Protests Erupt During Trump's First Visit To Hawaii

President Donald Trump and First Lady Melania Trump throw flowers during their visit to the USS Arizona Memorial on November 3, 2017, at Pearl Harbor in Honolulu, Hawaii. Admiral Harry B. Harris, Jr. (L), Commander, US Pacific Command, and his wife Bruni Bradley accompanied the Trumps. Photo credit should read JIM WATSON/AFP/Getty Images

President Donald Trump's trip to Hawaii caused disruptive protests against his immigration policies on Friday.

The president was greeted by crowds of protesters, Hawaiians holding signs, beating drums, and cheering Hawaii native and former President Barack Obama, the Los Angeles Times reported.

A large group of demonstrators gathered outside the Capitol to hold posters like "Welcome to Kenya" and "Aloha also means goodbye." Many also chanted against Trump's travel ban, which was shot down by a Honolulu-based judge for the third time in October.

Trump is greeted by some great protest signs when he visits Hawaii.
"Welcome to Kenya" 😂#RESIST #TrumpBaitAndSwitch #AsiaTrip

— Strictly Count All The Votes (@christoq) November 4, 2017

"The idea of the aloha spirit is that we welcome everyone who comes here. But when there's a leader whose whole M.O. seems to be making America a less welcoming place for whole groups of people, that's where we need to draw the line," said Kaniela Ing, a Democrat from the state's House of Representatives, told the LA Times. "He's simply not welcome."

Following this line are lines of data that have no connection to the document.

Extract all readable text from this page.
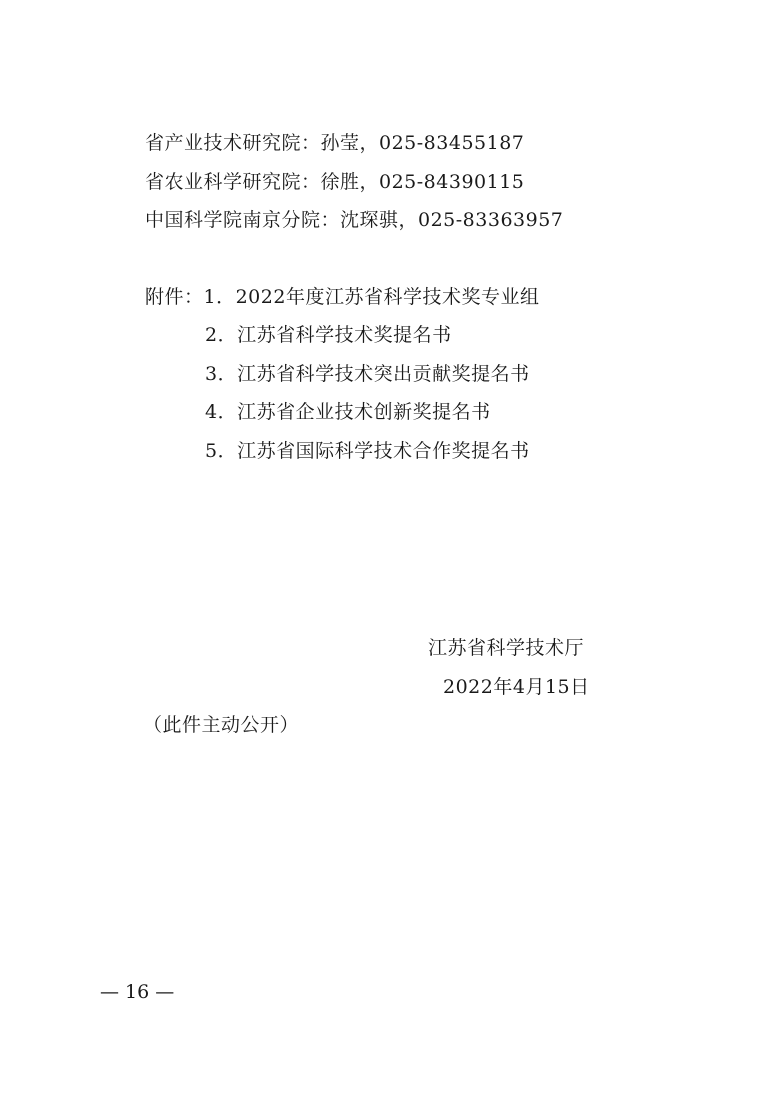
省产业技术研究院：孙莹，025-83455187
省农业科学研究院：徐胜，025-84390115
中国科学院南京分院：沈琛骐，025-83363957
附件：1．2022年度江苏省科学技术奖专业组
2．江苏省科学技术奖提名书
3．江苏省科学技术突出贡献奖提名书
4．江苏省企业技术创新奖提名书
5．江苏省国际科学技术合作奖提名书
江苏省科学技术厅
2022年4月15日
（此件主动公开）
— 16 —
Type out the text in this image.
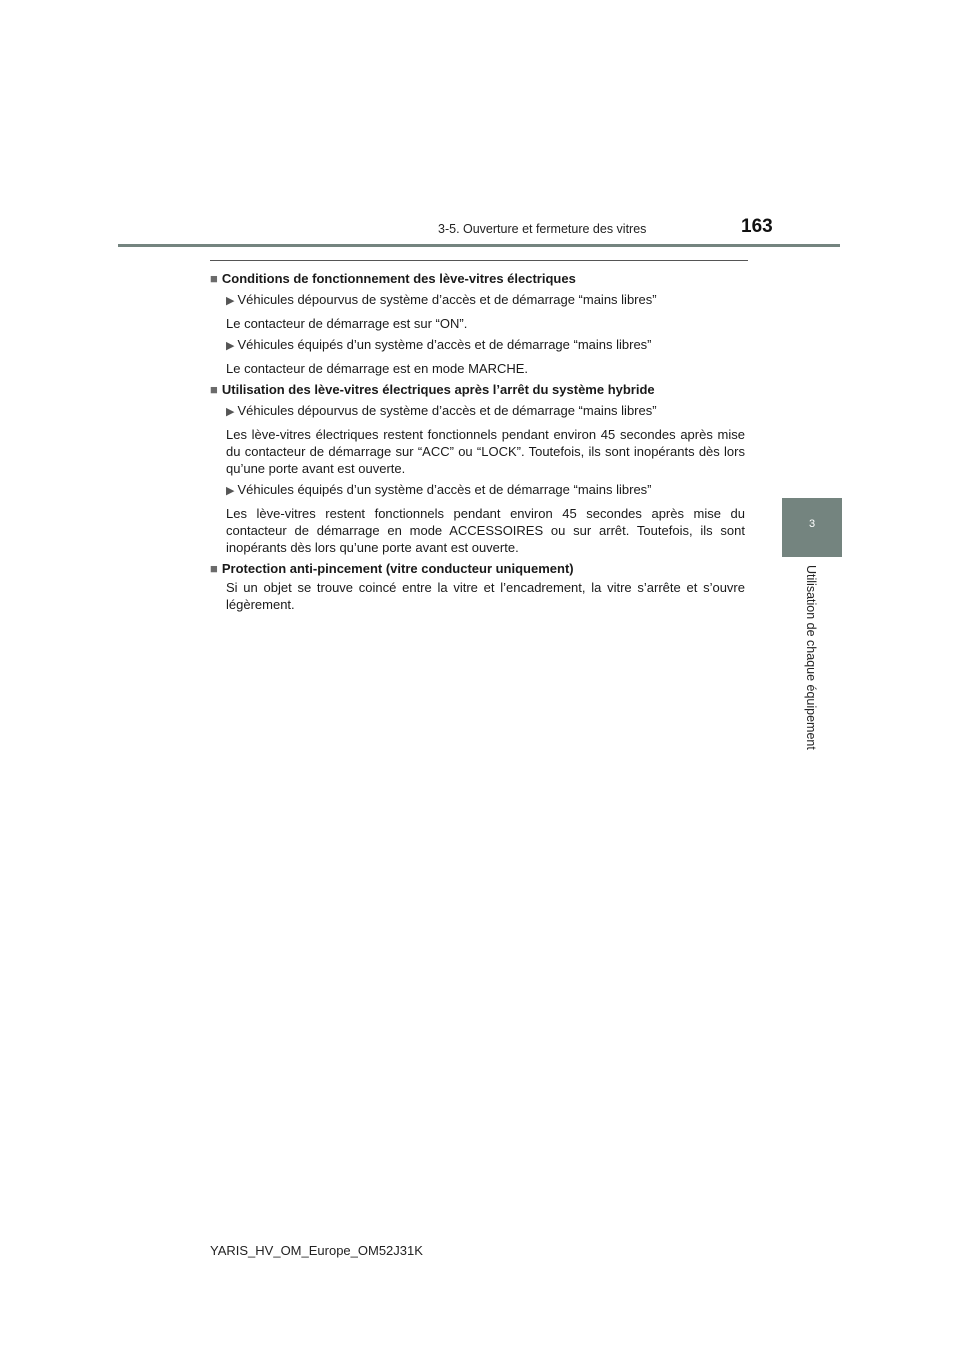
3-5. Ouverture et fermeture des vitres	163
3
Utilisation de chaque équipement
■ Conditions de fonctionnement des lève-vitres électriques
▶ Véhicules dépourvus de système d’accès et de démarrage “mains libres”
Le contacteur de démarrage est sur “ON”.
▶ Véhicules équipés d’un système d’accès et de démarrage “mains libres”
Le contacteur de démarrage est en mode MARCHE.
■ Utilisation des lève-vitres électriques après l’arrêt du système hybride
▶ Véhicules dépourvus de système d’accès et de démarrage “mains libres”
Les lève-vitres électriques restent fonctionnels pendant environ 45 secondes après mise du contacteur de démarrage sur “ACC” ou “LOCK”. Toutefois, ils sont inopérants dès lors qu’une porte avant est ouverte.
▶ Véhicules équipés d’un système d’accès et de démarrage “mains libres”
Les lève-vitres restent fonctionnels pendant environ 45 secondes après mise du contacteur de démarrage en mode ACCESSOIRES ou sur arrêt. Toutefois, ils sont inopérants dès lors qu’une porte avant est ouverte.
■ Protection anti-pincement (vitre conducteur uniquement)
Si un objet se trouve coincé entre la vitre et l’encadrement, la vitre s’arrête et s’ouvre légèrement.
YARIS_HV_OM_Europe_OM52J31K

#Hawaii protests #TrumpInHawaii outside the loveliest state capitol in the union.

— Andray Abrahamian (@Draylien) November 4, 2017

Despite the protests, a mix of military service members and residents cheered the president when he first landed on the island.

This is the first time the president has visited Hawaii since his inauguration and visited the floating memorial of the Pearl Harbor attack. He and First Lady Melania Trump both laid a wreath of white flowers on the water.

Trump also met with the governors of Hawaii, Alaska, Guam, America Samoa and the Commonwealth of the Northern Mariana Islands to discuss nuclear threats from North Korea. Officials from North Korea have threatened they could bomb Guam, and Trump has suggested the U.S. might attack North Korea.

There has also been a lot of tension in Hawaii as the state begins testing a statewide bomb system that has not been used since the Cold War, just in case North Korea figures out how to hit the islands with nuclear missiles.

The President will leave Hawaii on Saturday to embark on his five-nation tour of Asia to meet with allies in the regions. During his 22-day trip, he will visit Japan, Korea, China, Vietnam, and the Philippines.